Sumber foto: Google

Bahaya Mengintai dari Galon Guna Ulang "Lansia": Ancaman BPA dan Risiko Kesehatan

Tanggal: 26 Mei 2025 23:45 wib.
Tampang.com | Banyak dari kita mungkin tak menyadari, galon guna ulang yang sehari-hari mengisi kebutuhan air minum bisa menjadi sumber ancaman serius bagi kesehatan. Kondisi galon yang kusam, penuh baret, dan penyok, yang kerap dijumpai, ternyata menyimpan potensi bahaya tersembunyi. David Tobing dari Komunitas Konsumen Indonesia (KKI) mengungkapkan keprihatinannya terhadap fenomena "galon lanjut usia" (ganula) yang beredar luas di masyarakat.


Ganula: Lebih dari Sekadar Penampilan Buruk

Investigasi KKI menemukan fakta mengejutkan: lebih dari 40 persen galon guna ulang di pasaran sudah berusia lebih dari dua tahun. Padahal, masa pakai ideal galon jenis ini seharusnya hanya sekitar 40 kali isi ulang atau sekitar satu tahun penggunaan. "Kalau seminggu dipakai sekali, galon itu seharusnya tidak boleh digunakan lagi dalam satu tahun," tegas David dalam siaran tertulis yang diterima Kompas.com pada Rabu (21/5/2025).
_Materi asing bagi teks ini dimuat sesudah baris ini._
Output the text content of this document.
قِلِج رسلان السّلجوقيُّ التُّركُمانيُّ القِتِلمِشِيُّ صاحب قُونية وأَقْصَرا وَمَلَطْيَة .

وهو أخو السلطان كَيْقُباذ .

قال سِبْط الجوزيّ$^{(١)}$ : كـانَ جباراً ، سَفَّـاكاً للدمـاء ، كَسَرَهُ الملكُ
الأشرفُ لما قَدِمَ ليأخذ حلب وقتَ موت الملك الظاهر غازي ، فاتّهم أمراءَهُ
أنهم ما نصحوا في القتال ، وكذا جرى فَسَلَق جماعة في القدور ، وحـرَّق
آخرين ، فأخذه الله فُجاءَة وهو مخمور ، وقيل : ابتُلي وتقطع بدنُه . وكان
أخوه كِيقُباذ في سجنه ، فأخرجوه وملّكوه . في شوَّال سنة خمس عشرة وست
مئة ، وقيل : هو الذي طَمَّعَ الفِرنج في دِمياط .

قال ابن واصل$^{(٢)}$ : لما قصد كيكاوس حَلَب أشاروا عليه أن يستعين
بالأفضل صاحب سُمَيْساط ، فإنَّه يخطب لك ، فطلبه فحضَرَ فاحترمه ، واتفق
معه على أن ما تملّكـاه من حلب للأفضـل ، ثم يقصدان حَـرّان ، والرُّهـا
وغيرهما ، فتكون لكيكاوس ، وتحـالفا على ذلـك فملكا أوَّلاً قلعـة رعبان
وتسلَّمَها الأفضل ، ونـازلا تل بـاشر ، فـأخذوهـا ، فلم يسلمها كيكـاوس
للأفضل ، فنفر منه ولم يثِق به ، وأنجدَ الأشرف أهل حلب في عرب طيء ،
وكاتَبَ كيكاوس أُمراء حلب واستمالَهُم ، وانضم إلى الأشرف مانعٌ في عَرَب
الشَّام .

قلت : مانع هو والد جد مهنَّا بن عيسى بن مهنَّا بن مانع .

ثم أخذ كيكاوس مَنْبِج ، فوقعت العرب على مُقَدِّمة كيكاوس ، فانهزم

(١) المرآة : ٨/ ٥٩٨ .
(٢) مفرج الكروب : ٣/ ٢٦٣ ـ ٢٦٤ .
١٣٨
Masalah utama dari penggunaan ganula adalah potensi pelepasan zat kimia berbahaya Bisphenol-A (BPA). Zat ini merupakan komponen kunci dalam pembuatan galon polikarbonat dan dikenal sebagai endocrine disruptor, yang berarti dapat mengganggu sistem hormon tubuh manusia. "Zat tersebut bisa berdampak pada kesuburan, perkembangan anak, dan risiko penyakit lain, termasuk kanker, jika terpapar terus-menerus," tutur David.
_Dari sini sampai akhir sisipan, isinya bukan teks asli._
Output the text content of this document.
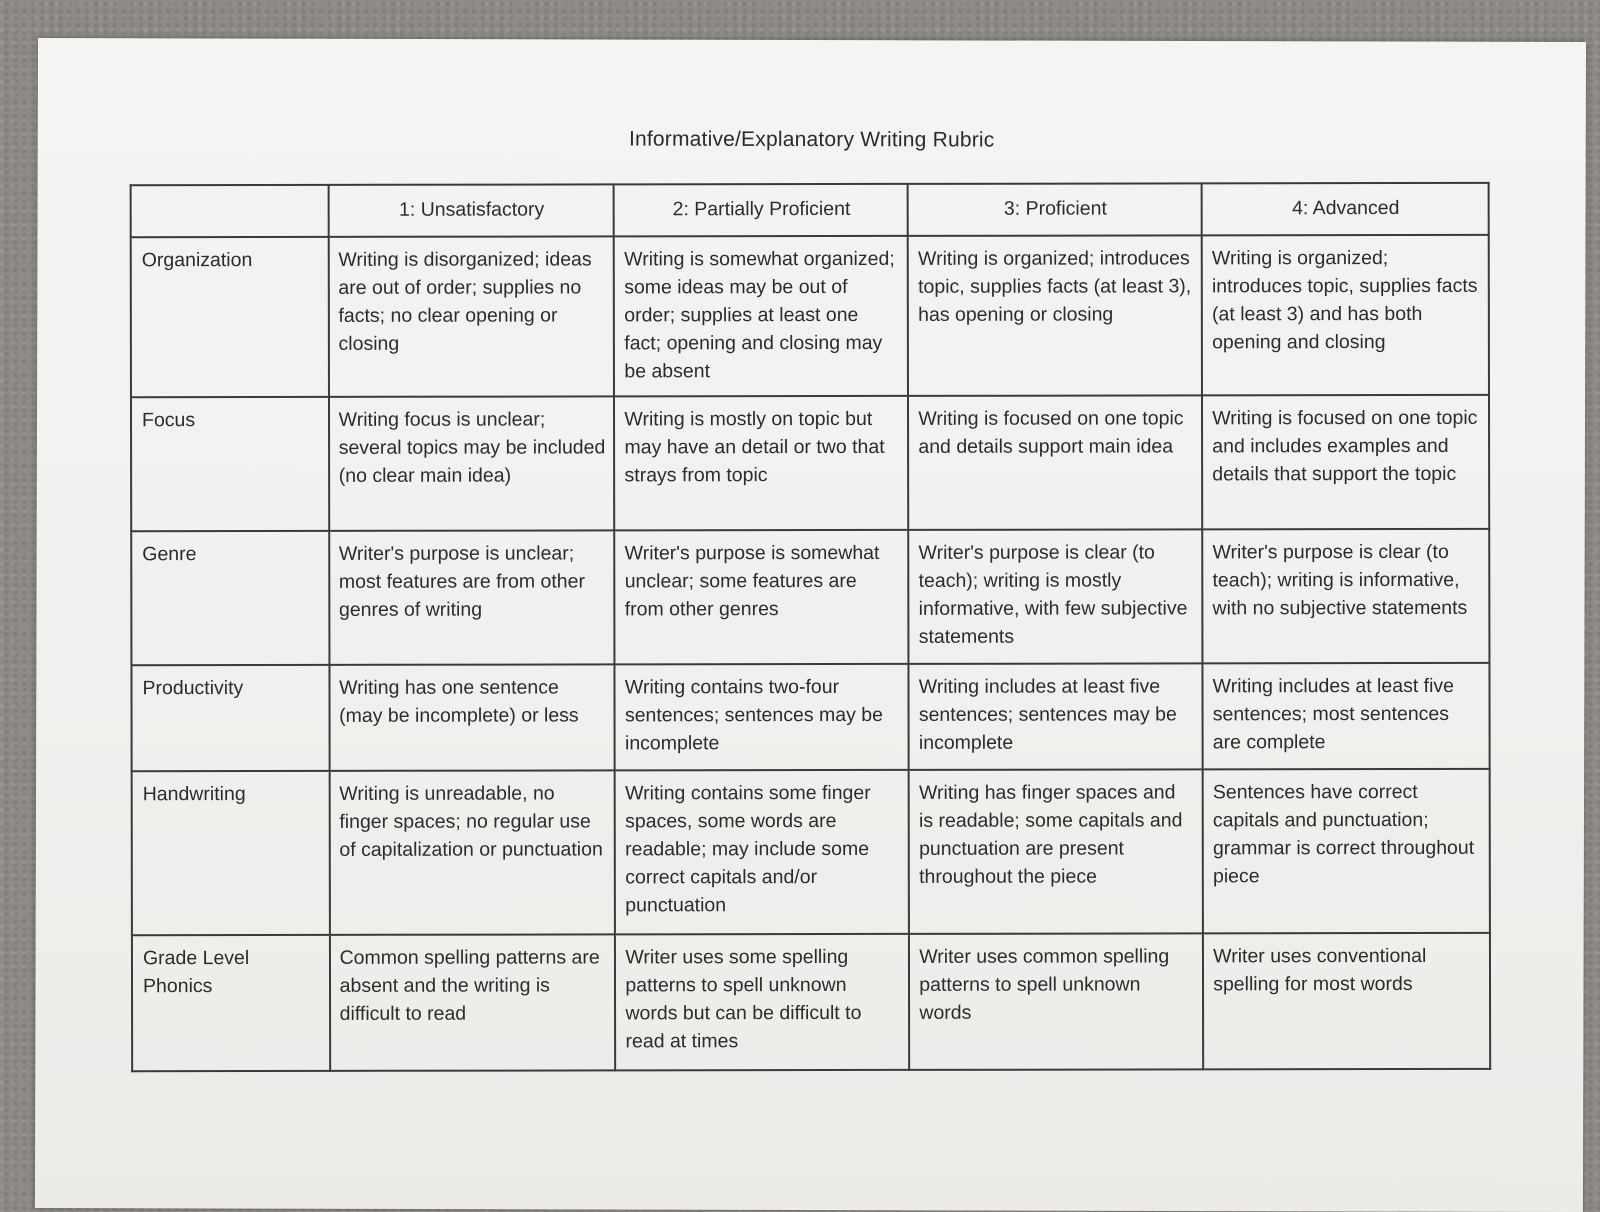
Informative/Explanatory Writing Rubric
	1: Unsatisfactory	2: Partially Proficient	3: Proficient	4: Advanced
Organization	Writing is disorganized; ideas are out of order; supplies no facts; no clear opening or closing	Writing is somewhat organized; some ideas may be out of order; supplies at least one fact; opening and closing may be absent	Writing is organized; introduces topic, supplies facts (at least 3), has opening or closing	Writing is organized; introduces topic, supplies facts (at least 3) and has both opening and closing
Focus	Writing focus is unclear; several topics may be included (no clear main idea)	Writing is mostly on topic but may have an detail or two that strays from topic	Writing is focused on one topic and details support main idea	Writing is focused on one topic and includes examples and details that support the topic
Genre	Writer's purpose is unclear; most features are from other genres of writing	Writer's purpose is somewhat unclear; some features are from other genres	Writer's purpose is clear (to teach); writing is mostly informative, with few subjective statements	Writer's purpose is clear (to teach); writing is informative, with no subjective statements
Productivity	Writing has one sentence (may be incomplete) or less	Writing contains two-four sentences; sentences may be incomplete	Writing includes at least five sentences; sentences may be incomplete	Writing includes at least five sentences; most sentences are complete
Handwriting	Writing is unreadable, no finger spaces; no regular use of capitalization or punctuation	Writing contains some finger spaces, some words are readable; may include some correct capitals and/or punctuation	Writing has finger spaces and is readable; some capitals and punctuation are present throughout the piece	Sentences have correct capitals and punctuation; grammar is correct throughout piece
Grade Level Phonics	Common spelling patterns are absent and the writing is difficult to read	Writer uses some spelling patterns to spell unknown words but can be difficult to read at times	Writer uses common spelling patterns to spell unknown words	Writer uses conventional spelling for most words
Kurangnya Informasi dan Kesadaran Konsumen

Survei KKI di berbagai kota besar seperti Jakarta, Medan, Bali, Banjarmasin, dan Manado, menunjukkan bahwa 83,7 persen responden tidak pernah memperhatikan informasi produksi pada galon karena lokasinya yang tersembunyi di bagian bawah. "Bagaimana konsumen bisa melihat kedaluarsa galon kalau itu ada di bagian bawah galon? Kan enggak mungkin kita angkat-angkat galon gede begini," keluh David. Ironisnya, 43,4 persen responden juga tidak tahu bahwa galon guna ulang bisa mengandung BPA.

Setelah diberi penjelasan tentang bahaya BPA, 96 persen responden setuju agar pelabelan peringatan BPA dipercepat dan tidak menunggu hingga tahun 2028 seperti rencana saat ini. "Undang-Undang Hukum Pidana aja jedanya 2 tahun, kok ini 4 tahun?" ungkap David, menyoroti lambatnya respons pemerintah.


Mendesak Regulasi dan Edukasi

Melihat tingginya potensi paparan BPA, KKI mendesak pemerintah dan produsen air minum untuk segera mempercepat kewajiban pelabelan risiko BPA serta mencantumkan masa pakai galon secara jelas. David juga menekankan pentingnya hak konsumen atas informasi yang transparan dan perlindungan maksimal. "Konsumen itu bukan kelinci percobaan. Mereka berhak tahu isi galon yang mereka minum setiap hari," ujarnya.

Dari sisi konsumen, ia menyarankan masyarakat untuk lebih kritis, misalnya dengan memeriksa kondisi galon secara visual dan meminta tukar jika galon sudah terlihat seperti ganula. David mengakui bahwa kesadaran konsumen terkait hal ini masih rendah, yang turut memperlemah perlindungan konsumen terkait BPA dan ganula. "Selain aturan yang harus diperbaiki, edukasi publik juga harus ditingkatkan agar semua lapisan masyarakat paham bahaya BPA dan ganula bagi kesehatan," tambah David.